The Trump regime is taking steps to label all demonstrations against its policies as terrorism. And there’s currently a test case in Texas. The DoJ is putting an alleged “Antifa” cell — I’m serious — on trial on charges of terrorism. The plan appears to be to claim that everyone protesting Trump’s policies are “members” of Antifa, which the DoJ has identified as an actual terrorist organization.
The incident for which protesters are being tried happened on July 4 in Prairieland, Texas. Some young people were protesting an ICE facility. They shot off fireworks and graffitied cars. At some point a police officer allegedly was shot in the neck. He survived. The police arrested everyone they could catch, and those people are now the “cell” on trial. Read background at TPM.
Brandy Zadrozny writes at MS NOW:
Prosecutors characterize the events that night as an “antifa attack” on the federal government. The defense calls it a protest gone wrong. But the implications of this trial extend beyond the fate of one group of activists: For the first time, federal prosecutors are seeking to convict protesters — most of them American citizens — on charges related to domestic terrorism. The outcome will test whether President Donald Trump’s yearslong campaign to brand leftist activists as terrorists can succeed in the courts.
“This is the first indictment in the country against a group of violent Antifa cell members,” acting U.S. Attorney Nancy Larson said in a November press release.

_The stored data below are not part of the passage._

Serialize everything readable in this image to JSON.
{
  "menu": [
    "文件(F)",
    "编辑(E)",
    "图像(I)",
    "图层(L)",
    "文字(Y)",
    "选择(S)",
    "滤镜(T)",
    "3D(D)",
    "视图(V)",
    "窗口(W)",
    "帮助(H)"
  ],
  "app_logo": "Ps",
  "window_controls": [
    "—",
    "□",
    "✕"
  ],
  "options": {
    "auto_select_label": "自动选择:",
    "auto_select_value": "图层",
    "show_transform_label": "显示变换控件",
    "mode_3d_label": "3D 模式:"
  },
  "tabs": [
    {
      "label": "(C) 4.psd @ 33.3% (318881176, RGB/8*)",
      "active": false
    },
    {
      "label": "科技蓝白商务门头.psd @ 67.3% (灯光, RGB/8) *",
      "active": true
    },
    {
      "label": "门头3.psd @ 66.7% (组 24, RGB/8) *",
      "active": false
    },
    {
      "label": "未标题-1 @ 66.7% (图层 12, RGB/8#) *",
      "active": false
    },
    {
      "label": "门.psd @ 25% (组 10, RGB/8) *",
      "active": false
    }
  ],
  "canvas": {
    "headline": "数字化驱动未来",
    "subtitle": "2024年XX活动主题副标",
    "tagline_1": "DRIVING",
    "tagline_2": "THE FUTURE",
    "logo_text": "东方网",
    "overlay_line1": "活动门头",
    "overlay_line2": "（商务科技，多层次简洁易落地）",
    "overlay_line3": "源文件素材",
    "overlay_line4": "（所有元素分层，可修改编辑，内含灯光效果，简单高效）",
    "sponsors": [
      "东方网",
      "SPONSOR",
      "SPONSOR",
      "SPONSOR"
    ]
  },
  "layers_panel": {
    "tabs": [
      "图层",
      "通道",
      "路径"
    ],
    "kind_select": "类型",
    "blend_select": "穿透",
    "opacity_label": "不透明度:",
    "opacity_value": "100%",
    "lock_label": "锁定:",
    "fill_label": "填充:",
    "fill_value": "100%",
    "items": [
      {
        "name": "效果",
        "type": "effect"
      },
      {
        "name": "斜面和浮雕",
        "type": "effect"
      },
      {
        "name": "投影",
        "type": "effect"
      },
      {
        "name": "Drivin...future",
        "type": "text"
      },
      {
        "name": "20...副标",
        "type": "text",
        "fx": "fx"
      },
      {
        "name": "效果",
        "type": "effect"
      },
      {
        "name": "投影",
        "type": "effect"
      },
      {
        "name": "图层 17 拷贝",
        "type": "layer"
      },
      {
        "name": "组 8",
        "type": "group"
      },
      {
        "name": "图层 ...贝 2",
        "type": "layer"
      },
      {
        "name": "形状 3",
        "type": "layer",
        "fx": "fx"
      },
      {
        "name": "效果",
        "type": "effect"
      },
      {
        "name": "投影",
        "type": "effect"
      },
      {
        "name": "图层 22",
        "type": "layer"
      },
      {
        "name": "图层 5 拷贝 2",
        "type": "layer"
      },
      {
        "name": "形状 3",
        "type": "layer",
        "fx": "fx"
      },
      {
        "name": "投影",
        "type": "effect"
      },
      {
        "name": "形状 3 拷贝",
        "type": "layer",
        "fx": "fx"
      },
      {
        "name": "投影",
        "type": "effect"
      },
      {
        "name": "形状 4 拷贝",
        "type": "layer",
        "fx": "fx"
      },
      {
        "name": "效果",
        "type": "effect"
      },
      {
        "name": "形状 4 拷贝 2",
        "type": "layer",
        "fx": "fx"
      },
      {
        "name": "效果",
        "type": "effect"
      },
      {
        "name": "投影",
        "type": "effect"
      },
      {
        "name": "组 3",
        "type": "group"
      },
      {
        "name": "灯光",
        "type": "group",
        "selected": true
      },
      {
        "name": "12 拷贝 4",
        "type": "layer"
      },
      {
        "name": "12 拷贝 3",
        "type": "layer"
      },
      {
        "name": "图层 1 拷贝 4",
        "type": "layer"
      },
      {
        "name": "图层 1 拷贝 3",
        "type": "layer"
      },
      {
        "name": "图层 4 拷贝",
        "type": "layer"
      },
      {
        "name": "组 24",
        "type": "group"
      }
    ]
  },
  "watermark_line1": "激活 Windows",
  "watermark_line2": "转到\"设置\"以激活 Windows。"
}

Since charges were filed, senior members of the Trump administration have held up the Prairieland case as a proof point in their wider campaign against anti-government organizing, arguing that local activism and demonstrations are coordinated attacks by domestic terrorists. Trump’s Department of Justice portrays antifa — a contraction of “anti-facist” long understood as a loose left-wing ideology, not an organization — as a structured “militant enterprise” comparable to foreign terrorist organizations, one that calls for the overthrow of the U.S. government and poses a national security threat.
Some of the protesters did engage in property damage, and one of them, identified as Ben Song, is accused of shooting the police officer. But this case appears to be a first step in criminalizing all anti-Trump activism. If the DoJ can pretend Antifa is a real terrorist organization, and that everyone who demonstrates in opposition to Trump belongs to it, they will give themselves permission to arrest peaceful protesters.
The next No Kings day will be March 28, btw. If you possibly can, show up.
Some of the defendants in Texas have pleaded guilty to providing material support to terrorists, which I wonder was part of a plea deal or even coerced.
Elsewhere — Today Paul Waldman’s new Cross Section column is headlined MAGA White Supremacists Are a Bunch of Pathetic Losers. Well, yeah, So much of MAGA bubbled up from the depths of racism and misogyny. And I want to add a bit to what Waldman wrote.
The little town I grew up in in the 1950s and 1960s was a “sundown town,” There was a big notice at the bus depot declaring that any Black person caught within town limits after sundown was subject to arrest (worded somewhat differently). So, yeah, it was all White stretching everywhere. I doubt there were any nonwhite people residing in the county. During the 1960s I heard the grownups worry that some day Martin Luther King was going to show up with a bunch of Those People, and they were terrified. But of course that didn’t happen because why would it? It was a little mining town in the Ozarks with not much going for it. Hardly anyone ever moved there. You had to be from there to belong.
Paul Waldman writes that White supremacists are “whiny and stupid and weak, their ideas whither under even a moment’s scrutiny or questioning, and their fantasies of oppression are pathetic.” Well, yeah. It’s a really good column and worth reading. I just want to throw in a couple of my own observations.
Something I realized while I was still a Young Person: The hard-core White supremacists, the one who are really into it, are the most ordinary people you can imagine. As a rule they are not notably successful, intelligent, or accomplished at anything. There’s nothing about them to make them special, except that they are White. And they cling to that with all they’ve got. It’s the core of their identifies, the one thing they can point to to claim validation for their existence. They’re White, by gawd, so they are owed respect and status. And if they don’t get that, it’s oppression. This is not to say that people with education and accomplishment can’t believe in White superiority, too, but as a rule it’s not as important to them.
The other observation, which I picked up from social psychology journals, is that White bigots sincerely believe all White people feel as they do about race. White people who say otherwise and who denounce racism are phonies, or “just being PC.” If the bigots ever got it in their heads that a lot of us Other White People think White supremacists are contemptible, stupid goobers, their heads would probably explode.
Also — Noting the passing of Jesse Jackson and Robert Duvall. RIP.